Autre annonce faite par Emmanuel Macron, l’ouverture d’une ligne de crédit de 100 millions d’euros destinée à la réforme des entreprises publiques tunisiennes, mais aussi de la conversion de 30 millions d’euros de dettes tunisiennes envers la France en projets de développement, essentiellement dans les secteurs de la santé et de l’enseignement supérieur. A rappeler que 60 millions d’euros de dettes tunisiennes ont déjà été convertis en janvier 2016 en projets de développement.

En clôture du Forum, le chef du gouvernement tunisien, Youssef Chahed, en compagnie du chef de l’Etat français, a parlé d’“une alliance renouvelée entre la Tunisie et la France“.

En échos de ce qui s’est passé au cours dudit forum, Chahed a commencé par souligner “les entrepreneurs français, qui ont accompagné le président Emmanuel Macron, ont pu identifier avec leurs homologues tunisiens les secteurs porteurs ainsi que les étapes à franchir en vue d’une accentuation de ce partenariat bilatéral stratégique”, ajoutant que les travaux de cette rencontre ont apporté la preuve supplémentaire du dynamisme des économies des deux pays et des grandes potentialités qu’elles s’offrent mutuellement.

Pour le chef du gouvernement, la Tunisie et la France ce sont deux nations qui se connaissaient, se respectent, partagent une longue histoire, mais désirent aujourd’hui construire un nouveau présent et un nouvel avenir.

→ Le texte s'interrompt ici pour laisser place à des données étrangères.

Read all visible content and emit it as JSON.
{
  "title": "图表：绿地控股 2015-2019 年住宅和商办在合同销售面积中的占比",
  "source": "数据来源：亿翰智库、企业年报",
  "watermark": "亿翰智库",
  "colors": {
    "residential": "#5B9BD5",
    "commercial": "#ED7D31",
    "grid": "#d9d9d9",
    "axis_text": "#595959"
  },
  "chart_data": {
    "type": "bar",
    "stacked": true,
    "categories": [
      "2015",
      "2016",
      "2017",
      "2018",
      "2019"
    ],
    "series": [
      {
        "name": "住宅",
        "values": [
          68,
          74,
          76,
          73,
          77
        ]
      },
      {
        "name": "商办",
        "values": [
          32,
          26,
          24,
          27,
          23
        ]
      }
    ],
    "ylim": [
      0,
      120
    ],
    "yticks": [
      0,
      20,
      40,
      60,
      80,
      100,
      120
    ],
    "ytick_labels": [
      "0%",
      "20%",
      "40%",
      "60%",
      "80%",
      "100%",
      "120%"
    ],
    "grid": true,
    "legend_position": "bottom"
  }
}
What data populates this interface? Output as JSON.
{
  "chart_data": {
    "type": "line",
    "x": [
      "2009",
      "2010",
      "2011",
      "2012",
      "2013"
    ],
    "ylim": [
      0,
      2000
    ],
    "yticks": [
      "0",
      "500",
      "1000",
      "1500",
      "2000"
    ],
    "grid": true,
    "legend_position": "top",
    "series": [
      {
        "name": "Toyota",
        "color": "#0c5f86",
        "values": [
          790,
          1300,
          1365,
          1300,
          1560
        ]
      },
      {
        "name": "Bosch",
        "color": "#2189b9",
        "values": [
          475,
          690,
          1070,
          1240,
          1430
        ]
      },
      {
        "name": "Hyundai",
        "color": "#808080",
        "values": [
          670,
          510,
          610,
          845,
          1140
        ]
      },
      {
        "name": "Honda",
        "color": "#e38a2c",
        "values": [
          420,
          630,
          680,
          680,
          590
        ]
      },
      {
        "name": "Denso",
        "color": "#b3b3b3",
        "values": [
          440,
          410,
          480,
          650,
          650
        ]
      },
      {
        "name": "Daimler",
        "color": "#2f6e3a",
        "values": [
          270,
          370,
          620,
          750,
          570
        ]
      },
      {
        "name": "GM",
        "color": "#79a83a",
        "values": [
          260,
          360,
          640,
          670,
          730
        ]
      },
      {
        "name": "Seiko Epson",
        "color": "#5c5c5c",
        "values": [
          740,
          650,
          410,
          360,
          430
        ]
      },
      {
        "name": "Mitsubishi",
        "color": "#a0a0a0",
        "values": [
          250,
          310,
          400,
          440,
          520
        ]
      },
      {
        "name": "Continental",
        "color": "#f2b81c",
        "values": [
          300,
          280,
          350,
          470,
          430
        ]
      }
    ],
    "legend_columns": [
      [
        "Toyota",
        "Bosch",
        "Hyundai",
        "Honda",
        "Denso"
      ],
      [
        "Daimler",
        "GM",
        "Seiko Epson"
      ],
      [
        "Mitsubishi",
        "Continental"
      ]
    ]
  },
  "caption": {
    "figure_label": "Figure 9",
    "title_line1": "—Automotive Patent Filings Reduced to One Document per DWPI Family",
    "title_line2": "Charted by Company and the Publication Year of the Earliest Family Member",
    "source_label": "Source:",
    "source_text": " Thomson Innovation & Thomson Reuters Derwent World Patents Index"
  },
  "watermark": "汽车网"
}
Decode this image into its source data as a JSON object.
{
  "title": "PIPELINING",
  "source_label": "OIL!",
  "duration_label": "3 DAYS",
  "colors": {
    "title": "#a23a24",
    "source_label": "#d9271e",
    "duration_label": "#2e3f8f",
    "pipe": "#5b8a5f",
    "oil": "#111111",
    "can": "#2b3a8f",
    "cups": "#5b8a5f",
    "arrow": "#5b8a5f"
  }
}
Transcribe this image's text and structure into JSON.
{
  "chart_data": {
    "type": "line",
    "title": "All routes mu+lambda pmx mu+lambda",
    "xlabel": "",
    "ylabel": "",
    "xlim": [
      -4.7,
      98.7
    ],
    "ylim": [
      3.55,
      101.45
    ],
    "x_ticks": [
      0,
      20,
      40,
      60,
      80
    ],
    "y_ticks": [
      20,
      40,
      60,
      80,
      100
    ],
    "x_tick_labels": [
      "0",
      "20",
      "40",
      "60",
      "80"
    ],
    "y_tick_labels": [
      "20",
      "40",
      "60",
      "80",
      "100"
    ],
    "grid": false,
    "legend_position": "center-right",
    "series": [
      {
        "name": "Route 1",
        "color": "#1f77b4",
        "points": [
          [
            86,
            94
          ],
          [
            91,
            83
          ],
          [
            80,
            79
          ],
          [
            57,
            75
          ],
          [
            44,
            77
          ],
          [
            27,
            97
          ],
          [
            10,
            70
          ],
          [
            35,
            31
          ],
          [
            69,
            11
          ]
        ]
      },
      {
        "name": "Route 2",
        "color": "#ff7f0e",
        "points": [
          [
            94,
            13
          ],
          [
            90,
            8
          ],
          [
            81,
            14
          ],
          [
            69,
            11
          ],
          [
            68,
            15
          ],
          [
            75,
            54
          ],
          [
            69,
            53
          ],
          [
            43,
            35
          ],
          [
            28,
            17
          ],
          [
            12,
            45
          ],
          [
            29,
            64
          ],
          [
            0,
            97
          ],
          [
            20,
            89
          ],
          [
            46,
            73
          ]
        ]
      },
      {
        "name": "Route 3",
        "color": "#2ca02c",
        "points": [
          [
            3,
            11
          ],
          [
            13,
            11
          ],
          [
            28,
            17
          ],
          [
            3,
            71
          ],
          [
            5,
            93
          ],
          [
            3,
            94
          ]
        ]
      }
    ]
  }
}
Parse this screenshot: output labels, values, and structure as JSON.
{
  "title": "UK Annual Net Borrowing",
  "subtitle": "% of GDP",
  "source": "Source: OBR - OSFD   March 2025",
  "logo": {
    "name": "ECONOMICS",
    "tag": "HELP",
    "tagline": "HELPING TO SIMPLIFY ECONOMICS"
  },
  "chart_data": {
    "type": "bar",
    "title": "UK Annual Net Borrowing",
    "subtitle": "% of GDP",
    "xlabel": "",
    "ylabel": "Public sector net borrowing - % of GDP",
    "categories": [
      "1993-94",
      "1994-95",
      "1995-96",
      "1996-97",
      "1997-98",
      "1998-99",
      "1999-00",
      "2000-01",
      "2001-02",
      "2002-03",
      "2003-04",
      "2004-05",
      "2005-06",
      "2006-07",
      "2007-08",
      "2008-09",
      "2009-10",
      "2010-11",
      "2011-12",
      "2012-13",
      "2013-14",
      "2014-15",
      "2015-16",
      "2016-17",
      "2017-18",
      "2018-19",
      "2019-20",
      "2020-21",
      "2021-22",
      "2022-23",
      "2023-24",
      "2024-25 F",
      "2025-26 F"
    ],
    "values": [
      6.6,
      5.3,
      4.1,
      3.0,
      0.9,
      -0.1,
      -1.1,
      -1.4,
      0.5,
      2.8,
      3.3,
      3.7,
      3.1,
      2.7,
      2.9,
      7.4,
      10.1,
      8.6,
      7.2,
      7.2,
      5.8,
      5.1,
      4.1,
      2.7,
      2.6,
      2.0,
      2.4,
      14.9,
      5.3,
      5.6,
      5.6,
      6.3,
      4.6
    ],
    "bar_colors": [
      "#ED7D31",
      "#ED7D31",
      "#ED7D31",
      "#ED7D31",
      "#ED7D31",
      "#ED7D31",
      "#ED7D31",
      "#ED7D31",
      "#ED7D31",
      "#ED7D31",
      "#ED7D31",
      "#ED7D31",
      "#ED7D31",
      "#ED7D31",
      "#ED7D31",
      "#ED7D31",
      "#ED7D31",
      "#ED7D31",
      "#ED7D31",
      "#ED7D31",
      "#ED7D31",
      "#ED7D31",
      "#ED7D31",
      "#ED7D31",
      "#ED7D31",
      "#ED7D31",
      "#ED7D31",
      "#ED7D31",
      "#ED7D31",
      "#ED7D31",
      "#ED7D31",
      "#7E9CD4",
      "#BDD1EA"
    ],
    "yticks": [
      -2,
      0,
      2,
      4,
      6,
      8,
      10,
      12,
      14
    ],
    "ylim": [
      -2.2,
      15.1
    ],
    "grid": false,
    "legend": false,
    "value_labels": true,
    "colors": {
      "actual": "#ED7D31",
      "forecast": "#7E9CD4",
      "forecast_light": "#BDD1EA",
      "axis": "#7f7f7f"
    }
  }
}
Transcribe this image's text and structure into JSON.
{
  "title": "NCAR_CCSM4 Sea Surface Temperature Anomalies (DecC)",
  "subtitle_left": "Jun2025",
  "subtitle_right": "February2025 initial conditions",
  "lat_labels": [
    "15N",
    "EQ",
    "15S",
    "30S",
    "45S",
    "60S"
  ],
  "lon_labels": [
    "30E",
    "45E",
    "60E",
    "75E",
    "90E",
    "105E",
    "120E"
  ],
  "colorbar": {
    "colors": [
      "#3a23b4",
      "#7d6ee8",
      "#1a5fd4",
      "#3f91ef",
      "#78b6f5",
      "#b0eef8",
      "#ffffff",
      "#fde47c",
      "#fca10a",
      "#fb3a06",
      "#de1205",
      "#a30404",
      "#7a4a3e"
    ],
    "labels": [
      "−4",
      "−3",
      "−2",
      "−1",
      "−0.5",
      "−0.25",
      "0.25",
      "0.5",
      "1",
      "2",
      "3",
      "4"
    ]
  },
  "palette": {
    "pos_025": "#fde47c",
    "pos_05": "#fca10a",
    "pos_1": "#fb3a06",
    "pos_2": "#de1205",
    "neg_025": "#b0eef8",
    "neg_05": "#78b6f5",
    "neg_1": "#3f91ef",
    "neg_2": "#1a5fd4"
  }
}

En effet, “la Tunisie et la France partagent aujourd’hui les mêmes valeurs, celles de la démocratie, de la liberté et de la dignité”, affirme-t-il.

le plan de développement 2016-2020 permettra à la Tunisie de rétablir les grands équilibres macroéconomiques

Youssef Chahed estime que des prémices d’une relance de l’économie sont déjà perceptibles, assurant que la Tunisie se doit de réussir sa transition économique. Et c’est ce dans cadre que s’inscrit le plan de développement 2016-2020 qui, espère le chef du gouvernement, «permettra à la Tunisie de rétablir les grands équilibres macroéconomiques», avec un taux de croissance annuelle de 5% en 2020.

Mais il sait que pour y arriver, des réformes profondes et sur des bases sont nécessaires. Celles-ci concernent les finances publiques et les caisses de sécurité sociale, qui sont déjà entamées, d’autres suivront, en partenariat avec les partenaires sociaux, et seront axées sur la restructuration des entreprises publiques et du système de subvention, sans oublier la réforme du code des changes afin de favoriser l’investissement.

En gros, il est difficile de retracer tout ce qui a été dit lors de ce Forum, mais on a retenu que, de part et d’autre, il existe une volonté commune d’aller plus loin, de construire un avenir économique, politique et sociétal plus important que ce qu’il est aujourd’hui. Pour ce faire, tous les ingrédients sont là, à nous de les combiner pour bâtir ce socle commun, le nouveau couple tuniso-français.